Introduction

Crymap is an IMAP server implementation for FreeBSD and Linux with a strong focus on security and simplicity of administration. Its spotlight feature is transparent encryption of data at rest — it is not possible to read any user’s mail without knowing their password, while a regular IMAP experience is provided and mail can be received while the user is offline.

Crymap supports both traditional UNIX-style deployments, where each user corresponds to a UNIX account and owns their own mail, and “black box” deployments, where users do not have shell access and all mail is owned by a single system UNIX account.

Crymap does not provide an SMTP server; i.e., it does not provide a solution for sending or receiving mail from the outside world, and a third party application such as OpenSMTPD must be used for this. Crymap can act as a UNIX MDA or as an LMTP server to transfer incoming mail from your SMTP server to the Crymap mail store.

Features

  • Fully compliant with the IMAP4rev1 specification.
  • Secure by default. IMAPS only.
  • Minimal configuration.
  • Messages and metadata transparently encrypted at rest.
  • Automatic key rotation.
  • Transparent file and over-the-wire compression.
  • All normal mailboxes are “dual-use” (allow both messages and sub-mailboxes).
  • Instant mail delivery notifications.
  • QRESYNC support.
  • “Special-use” mailbox support.
  • A decent number of additional IMAP extensions.
  • Supports messages with 8-bit and binary content.
  • Mail delivery as an MDA.
  • Mail delivery via LMTP.
  • Interoperates properly with filesystem-based backup systems.

Status and Support

The author uses Crymap for all personal email. It is known to work well in this use case. But this is naturally a fairly small amount of experience; in particular, Crymap has only seen day-to-day use in conjunction with OpenSMTPD and Thunderbird.

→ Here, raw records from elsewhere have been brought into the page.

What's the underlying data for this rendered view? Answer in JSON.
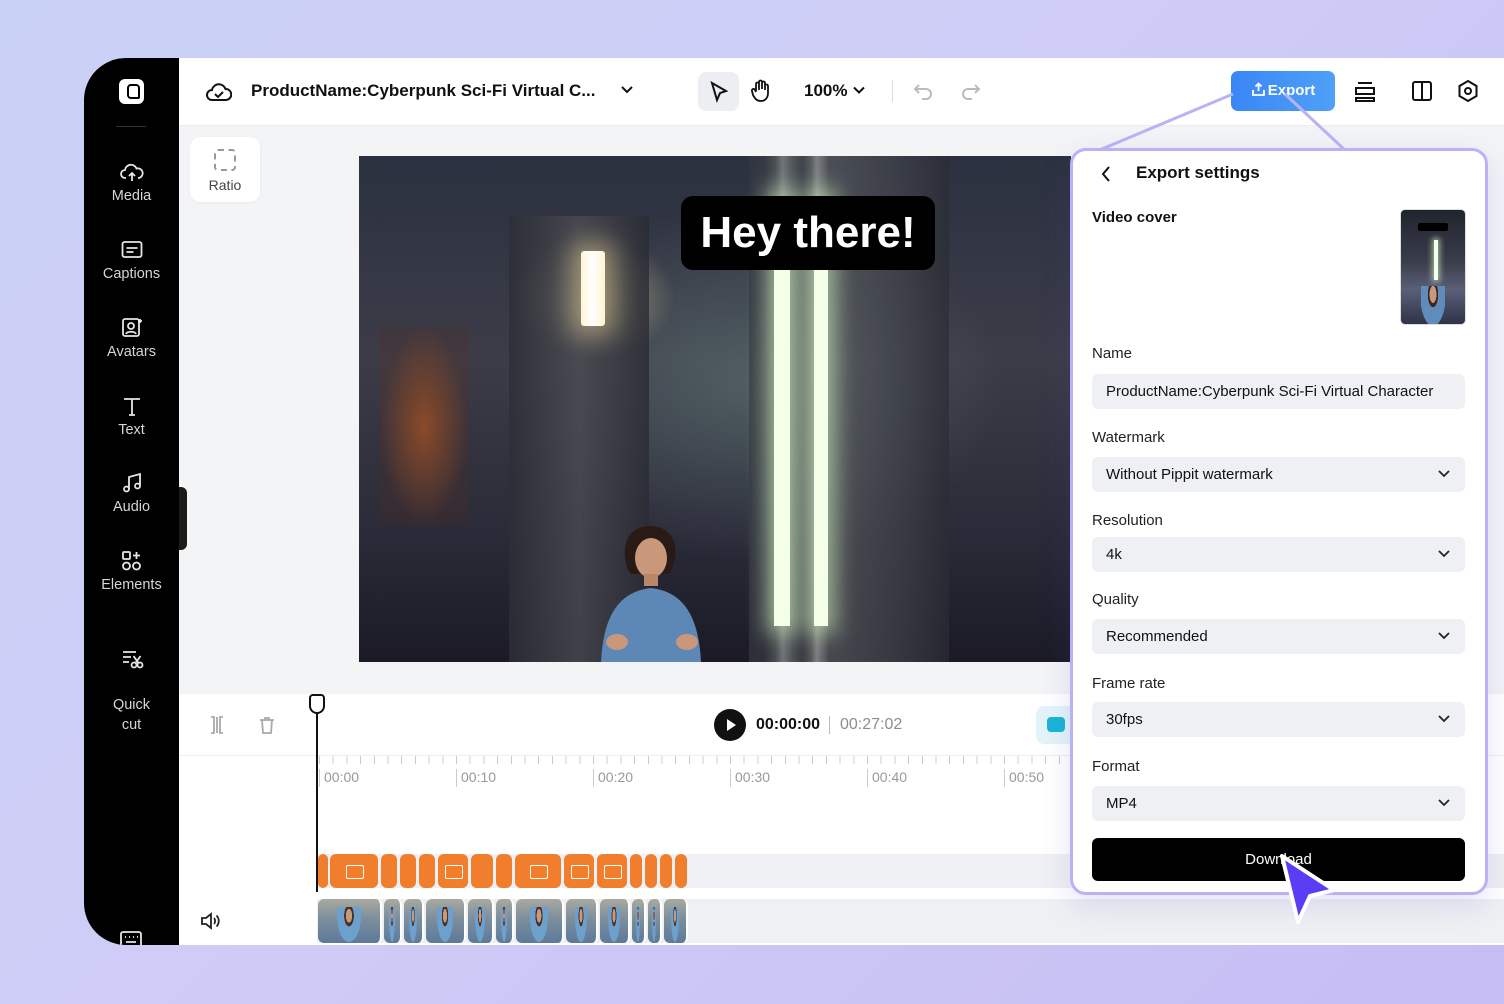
{
  "sidebar": {
    "items": [
      {
        "label": "Media",
        "icon": "cloud-upload-icon"
      },
      {
        "label": "Captions",
        "icon": "captions-icon"
      },
      {
        "label": "Avatars",
        "icon": "avatar-icon"
      },
      {
        "label": "Text",
        "icon": "text-icon"
      },
      {
        "label": "Audio",
        "icon": "music-note-icon"
      },
      {
        "label": "Elements",
        "icon": "elements-icon"
      },
      {
        "label": "Quick\ncut",
        "icon": "quick-cut-icon"
      }
    ]
  },
  "topbar": {
    "project_title": "ProductName:Cyberpunk Sci-Fi Virtual C...",
    "zoom": "100%",
    "export_label": "Export"
  },
  "canvas": {
    "ratio_label": "Ratio",
    "caption_text": "Hey there!"
  },
  "timeline": {
    "current_time": "00:00:00",
    "total_time": "00:27:02",
    "ruler_labels": [
      "00:00",
      "00:10",
      "00:20",
      "00:30",
      "00:40",
      "00:50"
    ]
  },
  "export_panel": {
    "title": "Export settings",
    "video_cover_label": "Video cover",
    "name_label": "Name",
    "name_value": "ProductName:Cyberpunk Sci-Fi Virtual Character",
    "watermark_label": "Watermark",
    "watermark_value": "Without Pippit watermark",
    "resolution_label": "Resolution",
    "resolution_value": "4k",
    "quality_label": "Quality",
    "quality_value": "Recommended",
    "frame_rate_label": "Frame rate",
    "frame_rate_value": "30fps",
    "format_label": "Format",
    "format_value": "MP4",
    "download_label": "Download"
  },
  "colors": {
    "export_button": "#3a86f7",
    "caption_clip": "#f07e2c",
    "panel_border": "#b9b3f6",
    "cursor": "#5b3df5"
  }
}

Crymap is currently maintained by its author alone. I am motivated to address bugs, but feature requests are unlikely to be accepted unless they offer substantial benefits to security or very common use cases. I will try to answer questions but cannot make commitments.

Caveats

  • If a password is forgotten, all data owned by that user is lost forever. There is no way for an administrator to reset a user’s password, as that would defeat Crymap’s purpose.

  • Crymap has no ability to integrate into the host authentication system. I.e., Crymap user accounts are fully independent of host user accounts in terms of password, enabled/disabled status, etc. This is because Crymap needs full control of the password change process for password changes to happen without destroying the user’s data. It would be technologically feasible to make, e.g., a PAM module that delegates to Crymap, but this is not implemented nor are there any plans to ever do so.

  • The maximum size of an email is currently hard-coded to 64MB.